Samuel había salido cojeando, pero el odio en su mirada le dejó claro que no olvidaría el incidente.
Abigail regresó al presente. Los ojos de Samuel se cruzaron con los de ella por un breve momento, y la tensión en el aire era palpable.
—Es hora de volver a nuestros quehaceres, Sarah —dijo Abigail, sin apartar la mirada.
Sarah asintió y ambas comenzaron a caminar de regreso por el bosque, dejando el cortejo fúnebre detrás, pero con un peso en el pecho que Abigail no podía ignorar.
Ravenshollow estaba lleno de miradas que juzgaban, y Samuel no era el único que guardaba rencores.
La pequeña iglesia de Ravenshollow estaba rodeada por el cementerio, un terreno irregular delimitado por una cerca de madera que mostraba las huellas del tiempo.
Bajo el cielo gris, los habitantes del pueblo se reunieron alrededor de una fosa recién cavada. El viento era frío y arrastraba con él el sonido de las hojas secas que crujían bajo los pies de los presentes.
El cuerpo de Thomas yacía en un sencillo ataúd de madera, cubierto con una tela negra.
Anne, su hermana, permanecía inmóvil junto al ataúd, con los ojos hundidos y la expresión tan vacía como el silencio que dominaba el aire.

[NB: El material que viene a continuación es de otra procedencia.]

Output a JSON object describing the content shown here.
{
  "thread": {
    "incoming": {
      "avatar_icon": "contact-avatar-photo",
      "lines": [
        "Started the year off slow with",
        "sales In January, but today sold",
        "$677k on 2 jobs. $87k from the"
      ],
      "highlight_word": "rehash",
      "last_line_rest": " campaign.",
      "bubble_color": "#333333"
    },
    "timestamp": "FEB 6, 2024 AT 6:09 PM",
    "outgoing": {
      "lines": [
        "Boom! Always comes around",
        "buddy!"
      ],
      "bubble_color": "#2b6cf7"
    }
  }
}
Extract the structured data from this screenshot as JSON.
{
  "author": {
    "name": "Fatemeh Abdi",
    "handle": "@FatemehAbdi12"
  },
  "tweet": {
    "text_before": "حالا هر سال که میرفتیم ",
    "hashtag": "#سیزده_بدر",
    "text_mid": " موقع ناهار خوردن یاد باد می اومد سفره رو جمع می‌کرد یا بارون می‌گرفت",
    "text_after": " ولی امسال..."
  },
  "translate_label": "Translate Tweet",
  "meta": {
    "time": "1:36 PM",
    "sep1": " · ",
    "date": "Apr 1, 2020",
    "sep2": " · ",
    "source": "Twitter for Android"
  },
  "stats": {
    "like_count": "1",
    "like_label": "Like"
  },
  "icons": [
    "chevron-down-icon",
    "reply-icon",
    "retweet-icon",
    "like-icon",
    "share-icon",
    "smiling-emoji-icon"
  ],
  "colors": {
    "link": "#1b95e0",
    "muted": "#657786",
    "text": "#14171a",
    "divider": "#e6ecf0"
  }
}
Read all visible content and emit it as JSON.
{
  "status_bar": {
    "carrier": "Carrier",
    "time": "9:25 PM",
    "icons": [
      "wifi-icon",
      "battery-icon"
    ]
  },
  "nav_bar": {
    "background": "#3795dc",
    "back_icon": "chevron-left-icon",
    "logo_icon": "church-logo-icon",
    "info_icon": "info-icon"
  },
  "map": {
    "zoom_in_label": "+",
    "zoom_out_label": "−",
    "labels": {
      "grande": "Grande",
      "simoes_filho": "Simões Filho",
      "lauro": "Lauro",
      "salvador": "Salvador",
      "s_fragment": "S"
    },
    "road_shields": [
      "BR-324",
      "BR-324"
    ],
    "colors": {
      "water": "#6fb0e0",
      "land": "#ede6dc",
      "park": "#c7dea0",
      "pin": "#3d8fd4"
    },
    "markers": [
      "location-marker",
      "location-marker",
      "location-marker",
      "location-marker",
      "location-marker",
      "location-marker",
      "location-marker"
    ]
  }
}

Abigail y Sarah observaban desde la distancia, ocultas entre los árboles cercanos, mientras el resto del pueblo se agrupaba en un círculo alrededor del hoyo.
Silas Blackwood, vestido con su sotana negra, se colocó al borde de la tumba. Su rostro severo parecía cincelado en piedra, y cuando alzó la mirada para hablar, un escalofrío recorrió a los presentes.